Proposition de résolution européenne relative à la reconnaissance d’une « exception énergétique » au sein de l’Union européenne

(Renvoyée à la commission des affaires européennes)

présentée par Mesdames et Messieurs

Sébastien JUMEL, Moetai BROTHERSON, Alain BRUNEEL, Marie‑George BUFFET, André CHASSAIGNE, Pierre DHARRÉVILLE, Jean‑Paul DUFRÈGNE, Elsa FAUCILLON, Manuéla KÉCLARD–MONDÉSIR, Karine LEBON, Jean‑Paul LECOQ, Jean‑Philippe NILOR, Stéphane PEU, Fabien ROUSSEL, Gabriel SERVILLE, Hubert WULFRANC.

Député.e.s.

EXPOSÉ DES MOTIFS

Mesdames, Messieurs,

La France s’est attachée dans la seconde moitié du XXe siècle, dans le prolongement des ambitions du Conseil national de la Résistance, à bâtir un grand secteur public de l’énergie.
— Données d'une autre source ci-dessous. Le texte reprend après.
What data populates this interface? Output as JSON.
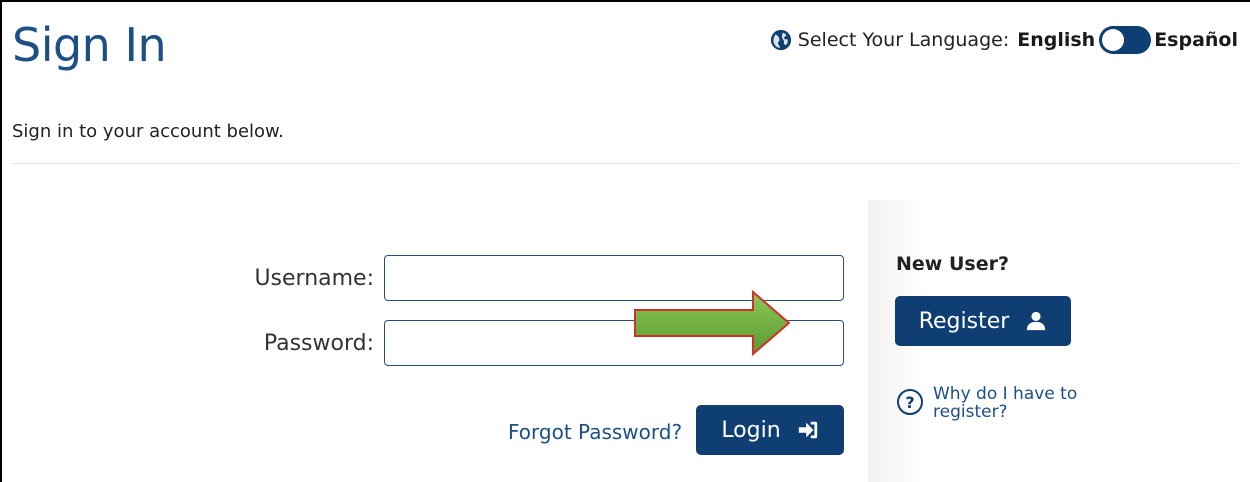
{
  "page": {
    "title": "Sign In",
    "subtitle": "Sign in to your account below."
  },
  "language": {
    "label": "Select Your Language:",
    "option_left": "English",
    "option_right": "Español",
    "selected": "English",
    "globe_icon": "globe-icon"
  },
  "form": {
    "username_label": "Username:",
    "username_value": "",
    "password_label": "Password:",
    "password_value": "",
    "forgot_label": "Forgot Password?",
    "login_label": "Login",
    "login_icon": "sign-in-icon"
  },
  "sidebar": {
    "new_user_label": "New User?",
    "register_label": "Register",
    "register_icon": "user-icon",
    "why_label": "Why do I have to register?",
    "help_icon": "question-circle-icon"
  },
  "annotation": {
    "arrow_color": "#6aab3a",
    "arrow_border": "#d0312d"
  },
  "colors": {
    "primary": "#0e3e72",
    "title": "#1b4f86"
  }
}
Or, depuis plus de vingt ans, la libéralisation du marché de l’énergie en Europe a profondément transformé ce cadre. Les opérateurs historiques dans chacun des pays de l’Union ont été progressivement démantelés et filialisés. En France, « EDF » et « GDF », ont ainsi subi de profondes transformations.
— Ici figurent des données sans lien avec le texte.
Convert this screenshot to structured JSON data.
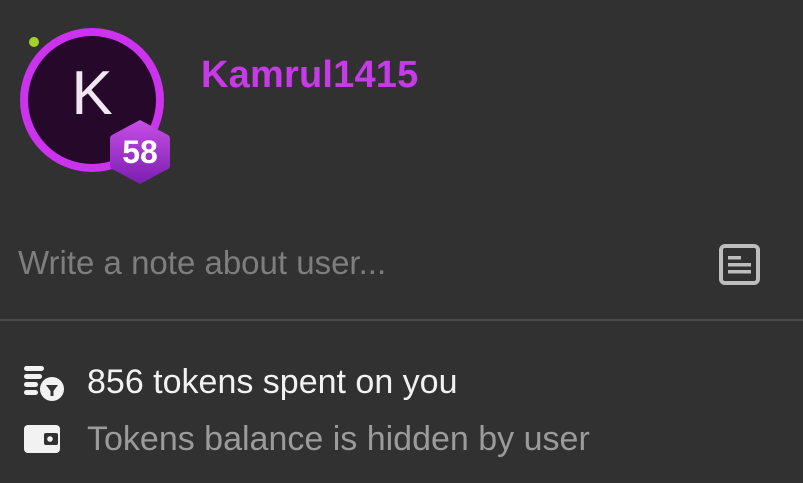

Les différents « paquets énergie » adoptés par l’Union européenne sont venus préciser depuis 1996 le « statut » européen de l’énergie, à l’échelle de la production, du transport comme de la commercialisation.

Dans ce cadre, la France a notamment adopté en 2010 la loi NOME de « nouvelle organisation des marchés de l’électricité ». Celle‑ci a en particulier instauré l’accès régulé à l’énergie nucléaire historique (ARENH) qui fait obligation à l’opérateur historique, EDF de céder une partie de sa production à ses concurrents afin de ne pas jouir d’une « position dominante » sur le marché. L’entreprise EDF s’est vue contrainte de faire bénéficier à ses concurrents, sans qu’ils en supportent les coûts, un prix « garanti » pour une quantité d’énergie donnée – prix qui n’a d’ailleurs pas fait l’objet d’une réévaluation depuis le 1er janvier 2012.
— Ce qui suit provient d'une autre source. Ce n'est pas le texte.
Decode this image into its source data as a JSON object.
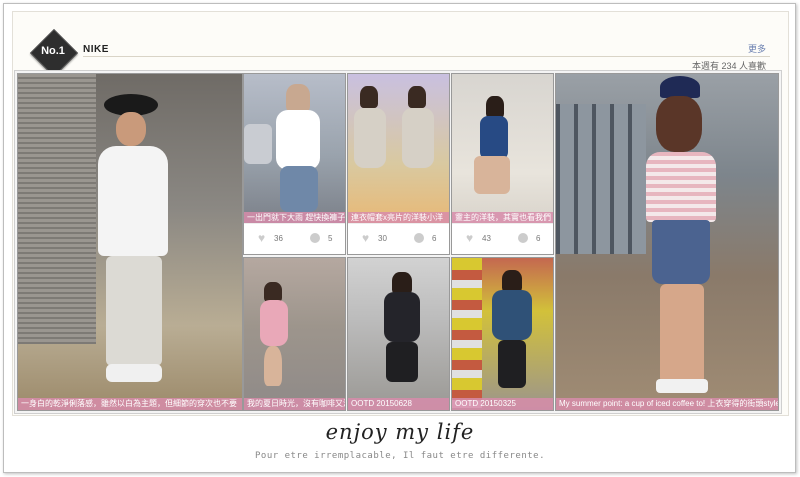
{
  "rank": {
    "label": "No.1"
  },
  "brand": {
    "name": "NIKE"
  },
  "header": {
    "more_link": "更多",
    "likes_text": "本週有 234 人喜歡"
  },
  "posts": [
    {
      "caption": "一身白的乾淨俐落感，雖然以白為主題，但細節的穿次也不要"
    },
    {
      "caption": "一出門就下大雨 趕快換褲子",
      "likes": "36",
      "comments": "5"
    },
    {
      "caption": "連衣帽套x亮片的洋裝小洋",
      "likes": "30",
      "comments": "6"
    },
    {
      "caption": "靈主的洋裝，其實也看我們",
      "likes": "43",
      "comments": "6"
    },
    {
      "caption": "我的夏日時光，沒有咖啡又沒有色彩"
    },
    {
      "caption": "OOTD 20150628"
    },
    {
      "caption": "OOTD 20150325"
    },
    {
      "caption": "My summer point: a cup of iced coffee to! 上衣穿得的街頭style!"
    }
  ],
  "footer": {
    "title": "enjoy my life",
    "subtitle": "Pour etre irremplacable, Il faut etre differente."
  },
  "colors": {
    "caption_bg": "#d78caa",
    "link": "#6a7fb0",
    "rank_badge": "#2e2e2e"
  }
}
Compte tenu de l’ampleur du changement climatique, de la raréfaction de certaines ressources fossiles, des questionnements liés à la gestion des déchets nucléaires, ou encore de la capacité à piloter le réseau en continu avec les énergies intermittentes, l’organisation économique et sociale du secteur de l’énergie en Europe n’est à l’évidence plus adaptée et doit être réformée.

Depuis deux ans, la Commission européenne et la France négocient donc un nouveau cadre de régulation pour l’opérateur historique, « EDF », dans l’objectif affiché de régler les multiples contentieux en contrepartie de la mise en œuvre d’un nouveau modèle économique.

Ce nouveau modèle veut approfondir la filialisation de l’opérateur historique et affaiblir ses moyens de production. Pour ses promoteurs, l’enjeu est de s’assurer de la pleine effectivité du principe de « concurrence libre et non‑faussée ». L’avenir d’EDF n’est jamais envisagé à l’aune d’autres critères, comme la souveraineté et l’indépendance énergétique, le changement climatique, l’aménagement du territoire ou l’emploi

Ce nouveau modèle de régulation proposerait en outre d’ouvrir à des capitaux privés une partie des missions de l’opérateur historique, alors que rien dans le droit européen n’oblige aujourd’hui à modifier les statuts de l’opérateur historique ni à ouvrir le capital des sociétés de réseaux ou de productions d’énergies renouvelables.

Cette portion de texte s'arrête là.